Neurobridge uses a high-definition muscle stimulation sleeve that translates neural impulses from the brain and transmits new signals to a paralyzed limb through combined algorithms that learn and decode the user’s brain activity. The technology has been in development for several years by Batelle, a nonprofit research and development organization. Batelle scientists first recorded neural impulses from an electrode array implanted in the brain of a person with paralysis. They used that data to illustrate the device’s effect on the patient and prove the concept before collaborating with Ohio State’s neuroscience team to design the clinical trials. As part of the study, Burkhart had a tiny chip surgically implanted onto the motor cortex of his brain. The chip interprets brain signals and sends them to a computer, which records and sends them to the high-definition electrode stimulation sleeve that stimulates the proper muscles to execute the movements. This entire process takes one-tenth of a second.

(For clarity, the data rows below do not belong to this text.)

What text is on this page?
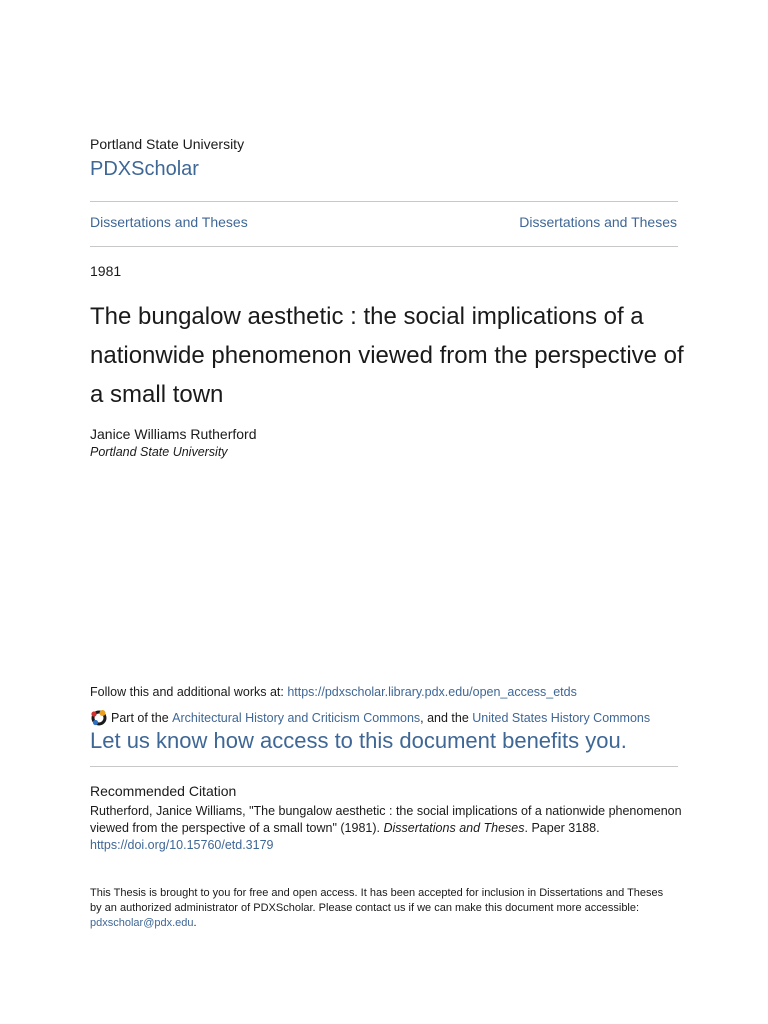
Portland State University
PDXScholar
Dissertations and Theses	Dissertations and Theses
1981
The bungalow aesthetic : the social implications of a nationwide phenomenon viewed from the perspective of a small town
Janice Williams Rutherford
Portland State University
Follow this and additional works at: https://pdxscholar.library.pdx.edu/open_access_etds
Part of the
Architectural History and Criticism Commons , and the United States History Commons
Let us know how access to this document benefits you.
Recommended Citation
Rutherford, Janice Williams, "The bungalow aesthetic : the social implications of a nationwide phenomenon viewed from the perspective of a small town" (1981). Dissertations and Theses. Paper 3188.
https://doi.org/10.15760/etd.3179
This Thesis is brought to you for free and open access. It has been accepted for inclusion in Dissertations and Theses by an authorized administrator of PDXScholar. Please contact us if we can make this document more accessible: pdxscholar@pdx.edu.
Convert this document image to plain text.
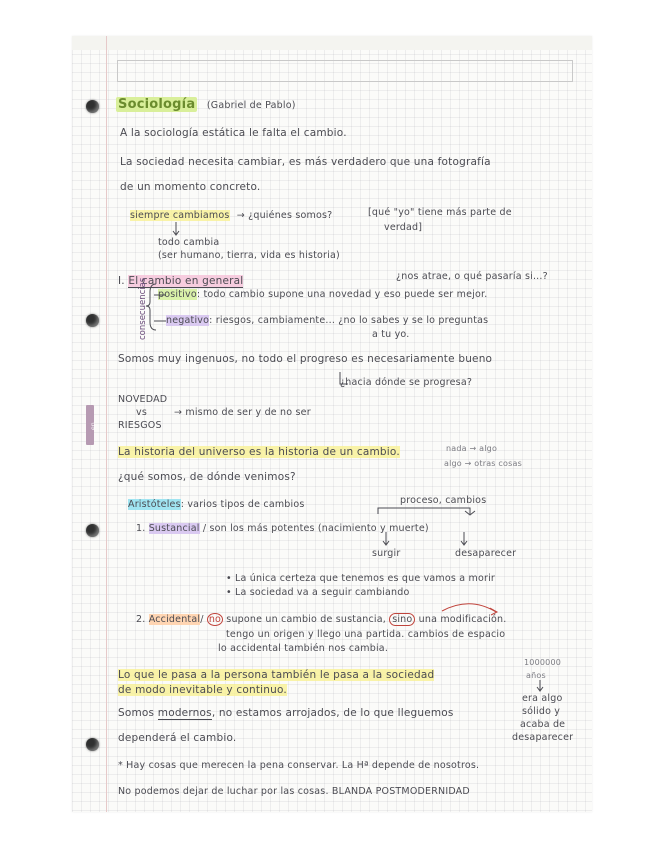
Sociología (Gabriel de Pablo)
A la sociología estática le falta el cambio.
La sociedad necesita cambiar, es más verdadero que una fotografía
de un momento concreto.
siempre cambiamos → ¿quiénes somos?	[qué "yo" tiene más parte de
verdad]
todo cambia
(ser humano, tierra, vida es historia)
I. El cambio en general	¿nos atrae, o qué pasaría si...?
consecuencias positivo: todo cambio supone una novedad y eso puede ser mejor.
negativo: riesgos, cambiamente... ¿no lo sabes y se lo preguntas
a tu yo.
Somos muy ingenuos, no todo el progreso es necesariamente bueno
¿hacia dónde se progresa?
NOVEDAD
vs	→ mismo de ser y de no ser
RIESGOS
La historia del universo es la historia de un cambio.	nada → algo
algo → otras cosas
¿qué somos, de dónde venimos?
Aristóteles: varios tipos de cambios	proceso, cambios
1. Sustancial / son los más potentes (nacimiento y muerte)
surgir	desaparecer
• La única certeza que tenemos es que vamos a morir
• La sociedad va a seguir cambiando
2. Accidental/ no supone un cambio de sustancia, sino una modificación.
tengo un origen y llego una partida. cambios de espacio
lo accidental también nos cambia.
Lo que le pasa a la persona también le pasa a la sociedad
de modo inevitable y continuo.
Somos modernos, no estamos arrojados, de lo que lleguemos
dependerá el cambio.
1000000
años
era algo
sólido y
acaba de
desaparecer
* Hay cosas que merecen la pena conservar. La Hª depende de nosotros.
No podemos dejar de luchar por las cosas. BLANDA POSTMODERNIDAD
en
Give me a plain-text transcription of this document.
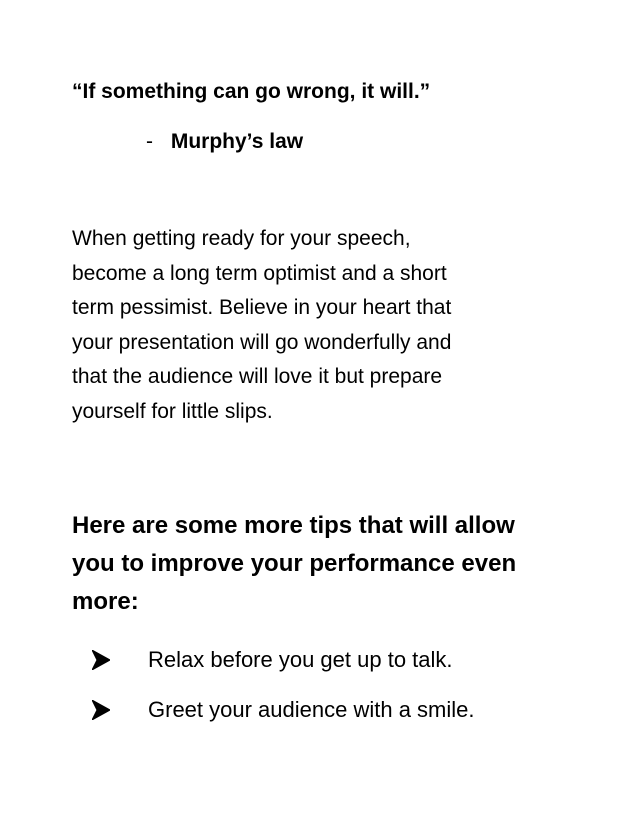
“If something can go wrong, it will.”
- Murphy’s law
When getting ready for your speech,
become a long term optimist and a short
term pessimist. Believe in your heart that
your presentation will go wonderfully and
that the audience will love it but prepare
yourself for little slips.
Here are some more tips that will allow
you to improve your performance even
more:
Relax before you get up to talk.
Greet your audience with a smile.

The Ohio State and Battelle teams collaborated to figure out the correct sequence of electrodes that needed stimulation to enable Burkhart to move his fingers and hand. Because various brain signals and muscles work together in different ways to rotate the hand, make a fist or pinch fingers together to grasp an object, Burkhart practiced for months to learn to use the electrode sleeve to stimulate his forearm and rebuild atrophied muscles to be more responsive to the electric stimulation. Battelle also developed a non-invasive neurostimulation technology in the form of a wearable sleeve that allows for precise activation of small muscle segments in the arm to enable individual finger movement, along with software that forms a ‘virtual spinal cord’ to allow for coordination of dynamic hand and wrist movements. As this technology develops it could have great potential to help patients affected by various brain and spinal cord injuries such as strokes and traumatic brain injury.
Analysis: The technological advances being developed and refined by companies and researchers might enhance quality of life for people affected by spinal cord injuries and amputations. However, the high cost of these technologies will likely require new strategies and models for reimbursement. Medical advancements such as this one may not always demonstrate short-term direct savings to the health care system, although their societal value could be great. Disability often leads to reduced productivity as well as depression, which can lead to poor health outcomes. Technology that leads to improved functions that many take for granted can help reduce depression and increase productivity and quality of life. As this technology evolves, researchers might be able to apply it to benefit a broader population of patients who have nerve damage and more common musculoskeletal injuries. Evolving payment models could require innovative medical technologies to demonstrate clear value, and make the case for replacing these advancements with older and less effective treatments. Harnessing innovative advancements will mean collaboration across multiple stakeholders to work together to develop acceptable quality of life and productivity measures.